Now we select $r\approx n^{1/d}$ and tweak the lattice to have a small geometric progression on the main polynomial: $$ \begin{pmatrix} -K & -r^1 & S & 0 & 0 & 0 \\ -2r^1K & -r^2 & 0 & S^2 & 0 & 0 \\ -3r^2K & -r^3 & 0 & 0 & S^3 & 0 \\ -4r^3K & -r^4-n & 0 & 0 & 0 & S^4 \\ \end{pmatrix} $$ The parameter selection here is still undetermined; for the time being I selected $r\approx n^{1/4}$, $K=n^{2/5}$, and $S=1$. For $n=2522074980498295369056421$, $r=1260200$, $d=4$, one of the vectors in the resulting basis is $$ \begin{pmatrix} 97269663579 & 733265012800 &-3176210261232 & 1 & 1 \end{pmatrix}\,, $$ corresponding to the polynomial $$ x^4 + x^3 - 3176210261232x^2 + 733265012800x + 97269663579\,. $$ Looking at the reduced basis the shortest vectors correspond to polynomials of lower degree, so I think the parameterization here is suboptimal, but nevertheless we are able to control the higher degree coefficients to be small.

Answer 2

Can I just post an `extended comment' to mention one interesting detail since @SamuelNeves mentioned Montgomery's method of geometric progressions.
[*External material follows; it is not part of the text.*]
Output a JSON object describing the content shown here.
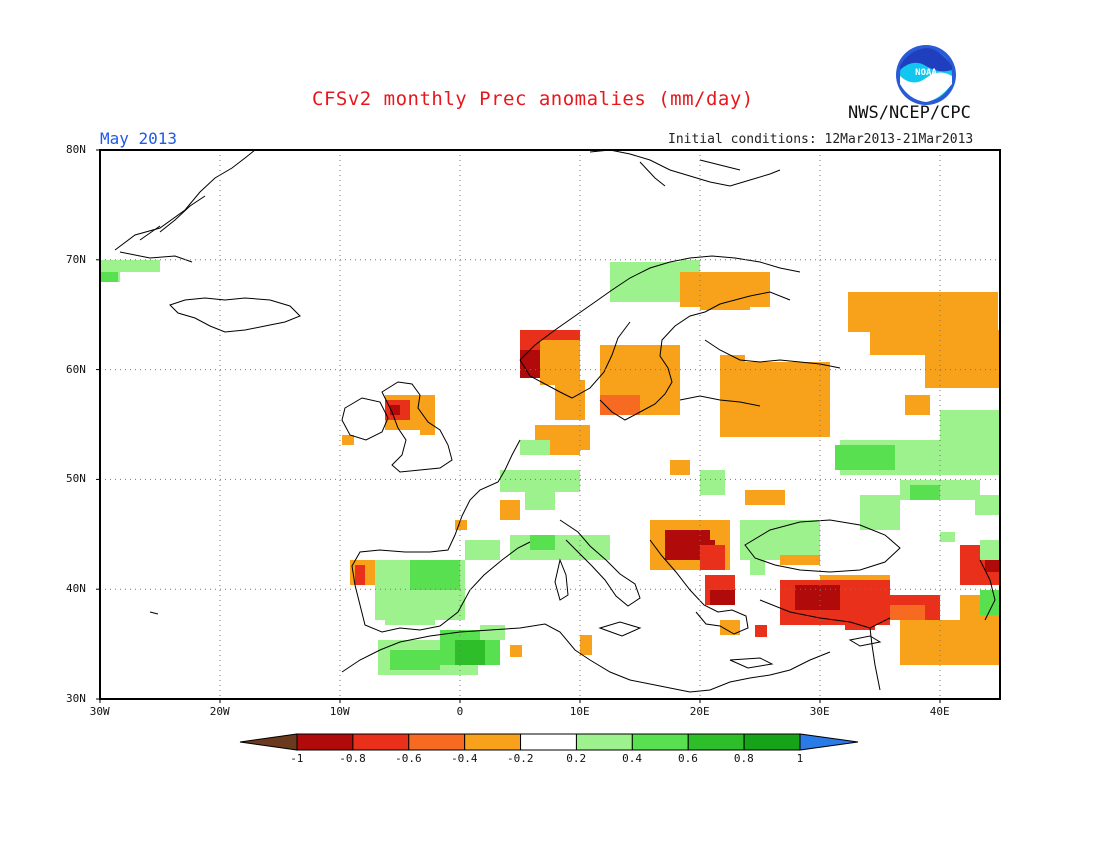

I had actually seen Montgomery's method of producing two optimal quadratics for the classic NFS. It produces two quadratic polynomials with coefficients bounded by $O(n^{1/4})$, and also provides the common root $m$.

I was curious to see what would happen if I fed this $m$ (obtained by Mongomery's two quadratics method) into my `discriminant lattice' shown above, and something very interesting happens.

Not always for the random parameter of the algorithm, but often enough that it can be reproduced in practice for any $n$, when we use the $m$ from Montgomery's method we get a polynomial with discriminant divisible by $n$, and a huge square cofactor.

Here is an illustration.

Let $n = 437256732647720373392867051041$, a random $30$ digit integer.

Montgomery's two quadratics method produces $m = 218628366323860517323388206971$ and the two polynomials

$$f=880619x^2 + 454524x - 19923672,\\ g=32898890x^2 + 16980482x + 6571759$$

which share the root $m$ mod $n$. Now using this $m$ for producing a cubic polynomial with discriminant divisible by $n$, we get the cubic

$$f_2 = 79590001839022x^3 + 61619552830239x^2 + 15902203808121x + 53091733105523$$

which has discriminant

$$\Delta = -3\cdot n\cdot 18676765968045^2$$

which seems like a very unusual thing to happen.